Key Decisions for Investors

  • Long MSFT / SNOW on a 3-6 month horizon: both are better positioned to monetize enterprise AI through workflow integration and governance rather than simple model exposure; upside is strongest if management quantifies training-linked seat expansion and retention gains.
  • Long DUOL? No — instead long PLTR vs. short generic IT services basket (e.g., ACN/IBM proxy) over 6-12 months: PLTR is more levered to operational deployment, while large services firms face margin pressure if clients shift spend from labor to software without expanding total budgets.
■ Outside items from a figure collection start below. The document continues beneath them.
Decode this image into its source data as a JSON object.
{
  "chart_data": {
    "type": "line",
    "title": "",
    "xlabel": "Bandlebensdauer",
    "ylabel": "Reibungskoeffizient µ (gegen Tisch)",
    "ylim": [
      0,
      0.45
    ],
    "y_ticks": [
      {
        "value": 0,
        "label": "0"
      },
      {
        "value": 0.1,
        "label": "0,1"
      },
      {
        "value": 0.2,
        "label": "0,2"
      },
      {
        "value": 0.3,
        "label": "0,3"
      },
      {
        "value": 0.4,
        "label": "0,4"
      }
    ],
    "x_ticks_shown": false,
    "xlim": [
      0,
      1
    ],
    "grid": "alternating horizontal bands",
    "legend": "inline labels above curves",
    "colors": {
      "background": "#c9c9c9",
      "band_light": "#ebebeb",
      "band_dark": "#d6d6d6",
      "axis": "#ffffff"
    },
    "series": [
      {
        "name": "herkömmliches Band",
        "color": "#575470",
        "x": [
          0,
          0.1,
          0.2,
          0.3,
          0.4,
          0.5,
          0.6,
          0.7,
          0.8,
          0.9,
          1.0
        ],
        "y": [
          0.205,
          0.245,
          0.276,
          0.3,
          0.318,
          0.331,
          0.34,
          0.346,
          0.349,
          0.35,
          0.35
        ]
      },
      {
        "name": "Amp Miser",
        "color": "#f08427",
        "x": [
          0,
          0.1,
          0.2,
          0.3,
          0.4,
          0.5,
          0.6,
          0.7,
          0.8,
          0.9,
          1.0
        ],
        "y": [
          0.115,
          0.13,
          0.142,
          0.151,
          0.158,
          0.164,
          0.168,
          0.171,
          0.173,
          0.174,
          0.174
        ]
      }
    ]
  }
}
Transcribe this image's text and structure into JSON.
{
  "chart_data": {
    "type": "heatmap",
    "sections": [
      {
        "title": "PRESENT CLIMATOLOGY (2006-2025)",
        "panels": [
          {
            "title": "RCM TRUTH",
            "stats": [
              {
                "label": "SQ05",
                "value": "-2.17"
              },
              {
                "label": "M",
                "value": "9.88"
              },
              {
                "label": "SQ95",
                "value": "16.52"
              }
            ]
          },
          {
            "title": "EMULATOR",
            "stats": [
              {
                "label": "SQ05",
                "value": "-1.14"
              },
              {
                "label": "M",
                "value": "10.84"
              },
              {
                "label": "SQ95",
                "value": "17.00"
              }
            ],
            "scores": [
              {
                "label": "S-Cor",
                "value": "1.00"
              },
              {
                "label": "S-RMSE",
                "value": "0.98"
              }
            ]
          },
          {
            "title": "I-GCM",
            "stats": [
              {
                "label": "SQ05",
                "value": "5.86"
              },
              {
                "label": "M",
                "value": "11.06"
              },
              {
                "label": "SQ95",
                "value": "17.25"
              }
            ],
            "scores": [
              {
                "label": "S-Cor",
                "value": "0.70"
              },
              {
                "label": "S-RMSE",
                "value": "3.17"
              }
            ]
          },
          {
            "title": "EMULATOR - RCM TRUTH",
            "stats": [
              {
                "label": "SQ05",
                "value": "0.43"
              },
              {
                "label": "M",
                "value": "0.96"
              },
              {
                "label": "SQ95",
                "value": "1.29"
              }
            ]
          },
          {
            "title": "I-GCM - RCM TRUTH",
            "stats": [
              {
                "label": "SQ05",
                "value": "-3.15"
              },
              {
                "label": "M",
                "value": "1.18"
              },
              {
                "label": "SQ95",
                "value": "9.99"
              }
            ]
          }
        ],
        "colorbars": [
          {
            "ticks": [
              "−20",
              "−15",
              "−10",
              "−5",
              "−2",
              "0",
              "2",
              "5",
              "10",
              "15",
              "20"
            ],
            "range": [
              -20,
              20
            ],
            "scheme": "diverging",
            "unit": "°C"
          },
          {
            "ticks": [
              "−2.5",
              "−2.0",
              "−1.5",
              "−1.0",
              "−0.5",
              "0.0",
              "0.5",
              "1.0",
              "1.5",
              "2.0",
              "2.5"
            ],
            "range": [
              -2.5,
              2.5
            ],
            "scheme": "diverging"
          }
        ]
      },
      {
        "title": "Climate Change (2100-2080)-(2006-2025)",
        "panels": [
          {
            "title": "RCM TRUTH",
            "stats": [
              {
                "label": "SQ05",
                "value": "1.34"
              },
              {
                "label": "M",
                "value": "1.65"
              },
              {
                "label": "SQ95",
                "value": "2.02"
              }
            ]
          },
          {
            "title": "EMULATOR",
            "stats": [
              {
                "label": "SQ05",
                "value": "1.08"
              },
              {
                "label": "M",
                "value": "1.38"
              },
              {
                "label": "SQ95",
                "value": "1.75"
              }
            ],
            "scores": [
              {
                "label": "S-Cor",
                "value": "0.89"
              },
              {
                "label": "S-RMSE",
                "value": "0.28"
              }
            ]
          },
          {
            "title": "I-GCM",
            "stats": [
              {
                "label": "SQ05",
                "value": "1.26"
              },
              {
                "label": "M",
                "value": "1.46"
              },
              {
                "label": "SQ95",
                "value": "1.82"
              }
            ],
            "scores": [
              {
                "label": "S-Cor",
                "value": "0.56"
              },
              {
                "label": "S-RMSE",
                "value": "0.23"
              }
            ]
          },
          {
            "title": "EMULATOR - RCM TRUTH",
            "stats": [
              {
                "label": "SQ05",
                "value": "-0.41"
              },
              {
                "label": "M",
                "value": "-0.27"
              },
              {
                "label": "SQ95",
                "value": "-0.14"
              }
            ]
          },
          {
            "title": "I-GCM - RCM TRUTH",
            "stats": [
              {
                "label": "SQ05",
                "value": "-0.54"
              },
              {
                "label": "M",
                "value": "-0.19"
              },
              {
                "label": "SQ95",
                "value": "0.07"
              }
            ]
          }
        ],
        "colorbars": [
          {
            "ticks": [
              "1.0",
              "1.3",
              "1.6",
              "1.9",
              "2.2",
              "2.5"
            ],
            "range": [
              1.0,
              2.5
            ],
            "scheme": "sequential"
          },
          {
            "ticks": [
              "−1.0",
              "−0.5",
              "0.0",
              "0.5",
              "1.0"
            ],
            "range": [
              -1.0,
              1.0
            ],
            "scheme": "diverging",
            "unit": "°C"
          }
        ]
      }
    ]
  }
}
  • Buy 6-9 month call spreads on MSFT or NOW into earnings: the market is likely underpricing incremental ARPU from AI-enabled productivity tooling, but cap upside with spreads because adoption evidence is real yet still early-stage.
  • Short a basket of labor-intensive, low-margin employers with limited training capacity (select retail/restaurant or BPO names) versus long software automation enablers over 12 months; thesis is widening unit-cost dispersion, not immediate job loss.
  • Avoid chasing pure-play AI hype names that rely on rapid workforce replacement narratives; the data imply enterprise buyers care more about training and integration than substitution, which favors slower, stickier monetization and lowers the odds of a near-term step-function in revenue.